Some moments later, as a hog rushed from behind the nearest canoe and into the trees, he came running back. He looked pale yellow under his tan and he said to Stephen, 'There is something horrible there. A woman, I think.' The party stopped and looked at him. In a faltering voice he added, 'Dead.'
'Will you wait for me here, sir, without going on,' said Stephen: and there they stood, uneasy, while he walked away, followed by Martin. In this brilliant light the silence was all the more oppressive: all round the group they turned their questioning faces to one another, but never a word, not even in an undertone, until the Doctor, coming back, called from a distance, 'Sir, all the men who have not had the smallpox should return to the boat at once.' And coming up he asked, 'Mr Reade, have you had the smallpox?'
'No, sir.'
'Then take off your clothes: go bathe in the sea, wet your hair through and through and sit by yourself in the front of the boat. Touch no one. Who has a tinder-box?'
'Here, sir,' said Bonden.
'Then pray strike a light and burn Mr Reade's clothes. You have had the disease, sir, as I recall?'
'Yes, when I was a child,' said Jack: and to the men who were standing somewhat apart, 'Johnson, Davis and Hedges, you go back to the boat.' They turned, touching their foreheads, and walked down the slope, their faces disappointed but above all troubled; and a charnel-house eddy followed them as far as the sea.
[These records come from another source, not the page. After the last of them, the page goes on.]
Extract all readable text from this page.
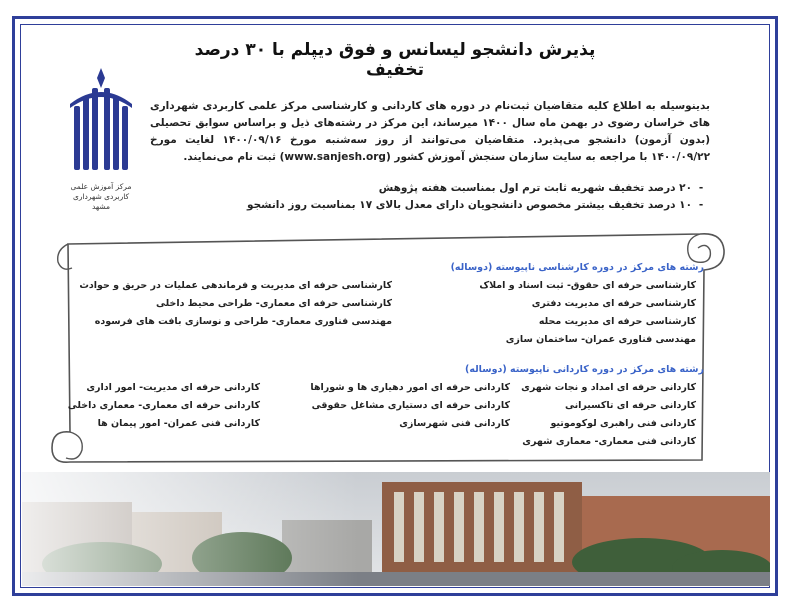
پذیرش دانشجو لیسانس و فوق دیپلم با ۳۰ درصد تخفیف
مرکز آموزش علمی
کاربردی شهرداری
مشهد
بدینوسیله به اطلاع کلیه متقاضیان ثبت‌نام در دوره های کاردانی و کارشناسی مرکز علمی کاربردی شهرداری های خراسان رضوی در بهمن ماه سال ۱۴۰۰ میرساند، این مرکز در رشته‌های ذیل و براساس سوابق تحصیلی (بدون آزمون) دانشجو می‌پذیرد. متقاضیان می‌توانند از روز سه‌شنبه مورخ ۱۴۰۰/۰۹/۱۶ لغایت مورخ ۱۴۰۰/۰۹/۲۲ با مراجعه به سایت سازمان سنجش آموزش کشور (www.sanjesh.org) ثبت نام می‌نمایند.
-۲۰ درصد تخفیف شهریه ثابت ترم اول بمناسبت هفته پژوهش
-۱۰ درصد تخفیف بیشتر مخصوص دانشجویان دارای معدل بالای ۱۷ بمناسبت روز دانشجو
رشته های مرکز در دوره کارشناسی ناپیوسته (دوساله)
کارشناسی حرفه ای حقوق- ثبت اسناد و املاک
کارشناسی حرفه ای مدیریت دفتری
کارشناسی حرفه ای مدیریت محله
مهندسی فناوری عمران- ساختمان سازی
کارشناسی حرفه ای مدیریت و فرماندهی عملیات در حریق و حوادث
کارشناسی حرفه ای معماری- طراحی محیط داخلی
مهندسی فناوری معماری- طراحی و نوسازی بافت های فرسوده
رشته های مرکز در دوره کاردانی ناپیوسته (دوساله)
کاردانی حرفه ای امداد و نجات شهری
کاردانی حرفه ای تاکسیرانی
کاردانی فنی راهبری لوکوموتیو
کاردانی فنی معماری- معماری شهری
کاردانی حرفه ای امور دهیاری ها و شوراها
کاردانی حرفه ای دستیاری مشاغل حقوقی
کاردانی فنی شهرسازی
کاردانی حرفه ای مدیریت- امور اداری
کاردانی حرفه ای معماری- معماری داخلی
کاردانی فنی عمران- امور پیمان ها
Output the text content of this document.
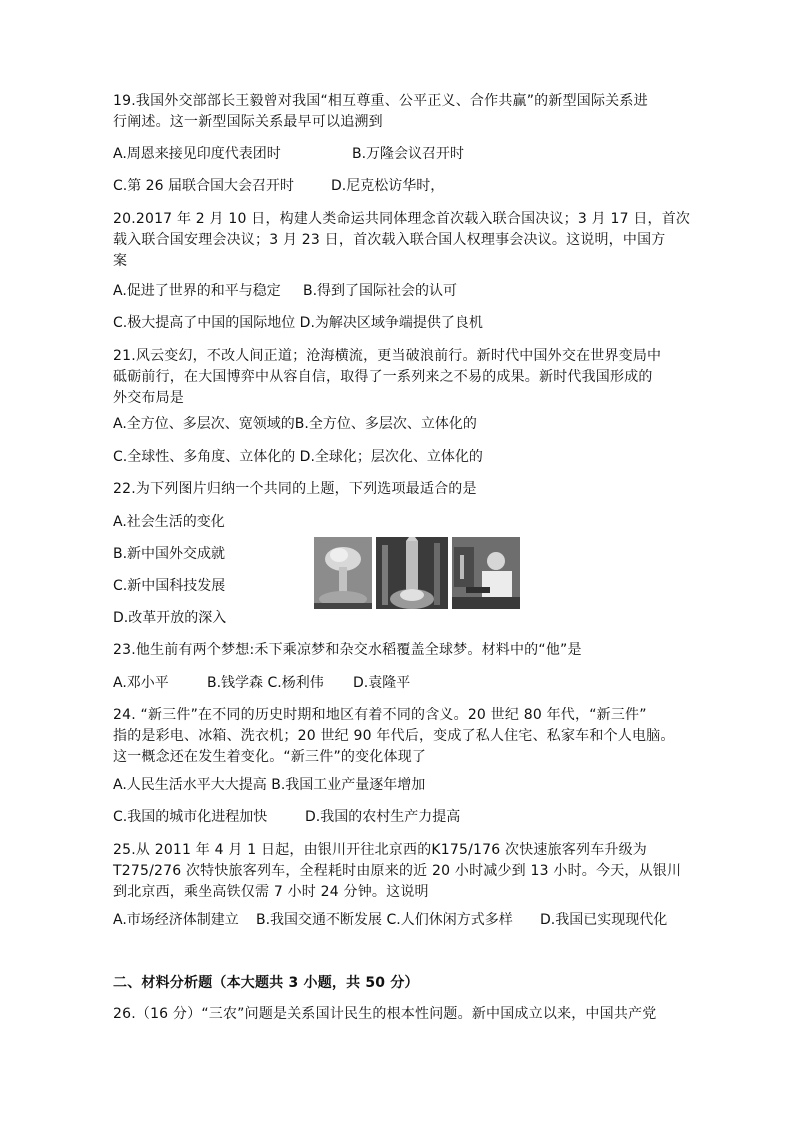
19.我国外交部部长王毅曾对我国“相互尊重、公平正义、合作共赢”的新型国际关系进
行阐述。这一新型国际关系最早可以追溯到
A.周恩来接见印度代表团时	B.万隆会议召开时
C.第 26 届联合国大会召开时	D.尼克松访华时，
20.2017 年 2 月 10 日，构建人类命运共同体理念首次载入联合国决议；3 月 17 日，首次
载入联合国安理会决议；3 月 23 日，首次载入联合国人权理事会决议。这说明，中国方
案
A.促进了世界的和平与稳定 B.得到了国际社会的认可
C.极大提高了中国的国际地位 D.为解决区域争端提供了良机
21.风云变幻，不改人间正道；沧海横流，更当破浪前行。新时代中国外交在世界变局中
砥砺前行，在大国博弈中从容自信，取得了一系列来之不易的成果。新时代我国形成的
外交布局是
A.全方位、多层次、宽领域的B.全方位、多层次、立体化的
C.全球性、多角度、立体化的 D.全球化；层次化、立体化的
22.为下列图片归纳一个共同的上题，下列选项最适合的是
A.社会生活的变化
B.新中国外交成就
C.新中国科技发展
D.改革开放的深入
23.他生前有两个梦想:禾下乘凉梦和杂交水稻覆盖全球梦。材料中的“他”是
A.邓小平	B.钱学森 C.杨利伟 D.袁隆平
24. “新三件”在不同的历史时期和地区有着不同的含义。20 世纪 80 年代，“新三件”
指的是彩电、冰箱、洗衣机；20 世纪 90 年代后，变成了私人住宅、私家车和个人电脑。
这一概念还在发生着变化。“新三件”的变化体现了
A.人民生活水平大大提高 B.我国工业产量逐年增加
C.我国的城市化进程加快	D.我国的农村生产力提高
25.从 2011 年 4 月 1 日起，由银川开往北京西的K175/176 次快速旅客列车升级为
T275/276 次特快旅客列车，全程耗时由原来的近 20 小时减少到 13 小时。今天，从银川
到北京西，乘坐高铁仅需 7 小时 24 分钟。这说明
A.市场经济体制建立 B.我国交通不断发展 C.人们休闲方式多样 D.我国已实现现代化
二、材料分析题（本大题共 3 小题，共 50 分）
26.（16 分）“三农”问题是关系国计民生的根本性问题。新中国成立以来，中国共产党
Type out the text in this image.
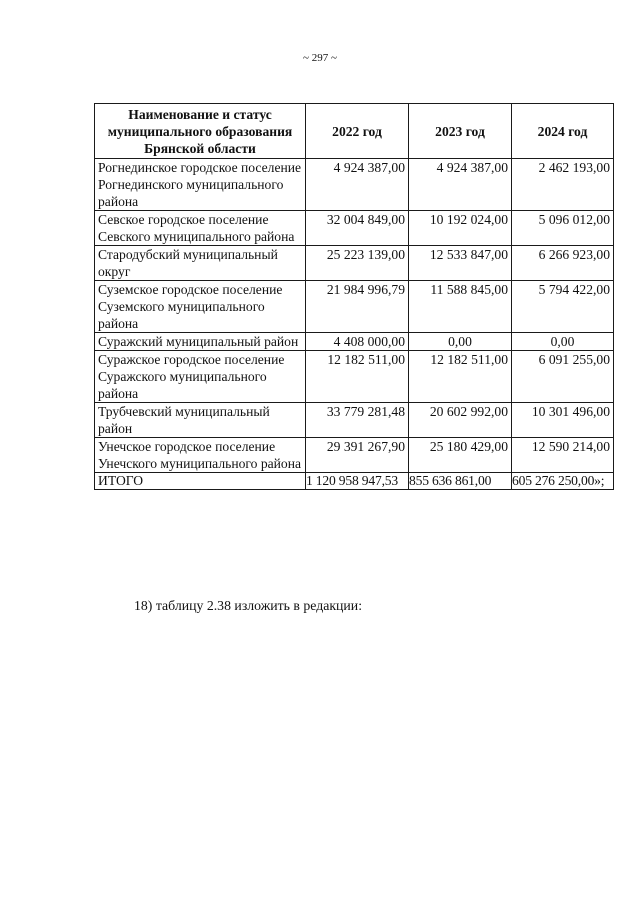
~ 297 ~
Наименование и статус муниципального образования Брянской области	2022 год	2023 год	2024 год
Рогнединское городское поселение Рогнединского муниципального района	4 924 387,00	4 924 387,00	2 462 193,00
Севское городское поселение Севского муниципального района	32 004 849,00	10 192 024,00	5 096 012,00
Стародубский муниципальный округ	25 223 139,00	12 533 847,00	6 266 923,00
Суземское городское поселение Суземского муниципального района	21 984 996,79	11 588 845,00	5 794 422,00
Суражский муниципальный район	4 408 000,00	0,00	0,00
Суражское городское поселение Суражского муниципального района	12 182 511,00	12 182 511,00	6 091 255,00
Трубчевский муниципальный район	33 779 281,48	20 602 992,00	10 301 496,00
Унечское городское поселение Унечского муниципального района	29 391 267,90	25 180 429,00	12 590 214,00
ИТОГО	1 120 958 947,53	855 636 861,00	605 276 250,00»;
18) таблицу 2.38 изложить в редакции:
'And all the rest of you?' asked Stephen. 'Make sure, now, for this is the wicked and confluent kind.' Another man fell out, muttering something and hanging a shameful head. 'Now, sir, I shall look into the long house; and then perhaps we can search for our antiscorbutics. The hands had better stay here for a while. Do you choose to come, sir?'
Jack walked deliberately after Stephen and Martin, hating each step. He expected something very unpleasant, repulsive; but what he saw and what he breathed as he followed them up the ladder and into the buzzing twilight of the long house was far, far worse. Almost the entire village had died there.
'It is no good we can do here, said Stephen, having walked up and down the whole length twice with the closest attention; and when they were outside, on the raised platform with its pyramid of ancestral skulls, the lower tiers moss-green, he observed 'You were in the right of it, Mr Martin, when you spoke of a religious ceremony; and these' - pointing at two hatchets, new but for a little rust, lying on what had recently been a bed of flowers - 'these, I believe, were the sacrifice offered up to preserve the tribe, poor souls.'
Again Jack followed them as they went along, talking of the nature of the disease and of how badly it affected nations and communities that had never known it in the past - how mortal it was to Eskimos, for example, and how this particular infection must have been brought by a whaler, its visit proved by the axes. He felt a certain indignation against them, a resentment for his own unshared horror, and when Stephen turned to him as they joined the others and said 'I believe we may take coconuts here, and fruit and greenstuff, robbing no man,' he only answered with a sullen look and a formal inclination of his head.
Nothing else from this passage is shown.